Web Parsing and Custom Alerting

Ok, so this post is about an amazing project in which I did ended up solving a real world problem. Inside, CMU we have this cbdr website is used for putting up research studies happening at CMU campus in which students can participate, and most of them are paid studies. And since everyone specially including me at CMU is almost broke because of the really high education fee (you can never be too greedy CMU ), this website is in high demand during summers.

Now, there are a few bad things about this website, one cannot in any way register for email updates when a study is added, and most of the studies need finite number of participants which are in abundance, so regular FCFS applies. And well even though I was broke, I didn't  really had the time to visit the website 20 times a day. So, I ended up writing a small script which checks if a new study has been added one their website, then send me an email.

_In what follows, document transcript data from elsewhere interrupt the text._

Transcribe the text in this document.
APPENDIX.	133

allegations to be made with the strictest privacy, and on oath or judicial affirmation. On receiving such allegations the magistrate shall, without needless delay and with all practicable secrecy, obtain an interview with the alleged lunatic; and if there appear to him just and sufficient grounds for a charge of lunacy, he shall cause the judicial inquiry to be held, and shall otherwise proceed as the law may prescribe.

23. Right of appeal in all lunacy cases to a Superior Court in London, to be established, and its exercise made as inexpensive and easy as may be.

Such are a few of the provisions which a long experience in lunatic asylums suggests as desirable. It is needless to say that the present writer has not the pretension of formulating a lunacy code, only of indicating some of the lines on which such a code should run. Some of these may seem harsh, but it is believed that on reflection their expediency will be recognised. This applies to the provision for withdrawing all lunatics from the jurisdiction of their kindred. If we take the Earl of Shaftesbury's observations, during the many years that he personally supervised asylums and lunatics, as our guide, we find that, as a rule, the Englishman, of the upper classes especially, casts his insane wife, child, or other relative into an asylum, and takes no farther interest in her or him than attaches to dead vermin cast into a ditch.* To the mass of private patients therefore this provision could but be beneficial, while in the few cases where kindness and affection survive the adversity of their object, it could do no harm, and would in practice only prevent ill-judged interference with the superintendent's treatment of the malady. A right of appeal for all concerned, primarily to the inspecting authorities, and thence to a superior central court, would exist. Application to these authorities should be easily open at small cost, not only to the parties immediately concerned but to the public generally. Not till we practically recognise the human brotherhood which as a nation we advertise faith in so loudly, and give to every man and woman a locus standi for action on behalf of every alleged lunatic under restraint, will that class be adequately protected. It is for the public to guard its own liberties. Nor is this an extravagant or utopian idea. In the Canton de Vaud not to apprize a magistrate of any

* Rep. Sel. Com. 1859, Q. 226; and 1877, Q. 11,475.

So this script was required to do a few fundamental tasks :

1.) Parse the website automatically periodically after certain interval of time.
2.) Check the current list of studies against a database of studies that I have already been intimated about and notifying me only about the newly added studies.
3.) Send me an email when it identifies a new study has been added.

For the first part I ended up using zombie js module in nodejs, classic headless browser based web parsing and automation. Injecting jquery based code is a bit of a pain with the framework but one can always use the good old Dom objects.

For the database part mongodb was something which was really easy to setup and get working with JavaScript as it can directly add JavaScript objects and retrieve them so no conversion from/to strings. 

And finally for sending emails, Randy at create lab pointed me towards the Linux sendmail command which needs mail utils to be setup, but once that is done one can easily use a shell script to send emails.

For deployment of the script, instead of using my crappy laptop I ended up deploying the script on a t1 micro instance on amazon EC2. Though yes I had to install nodejs, mongodb and mail utils on the EC2 instance but that's fairly straight forward. 

For those of you interested in checking out the code for the same, it is hosted on my GitHub account https://github.com/tanejamohit/Parsing-Alert

Thankfully, now I am the first person to register for any study on CBDR. Sadly as the summer comes to an end, I doubt I will have a lot of time for any of the studies.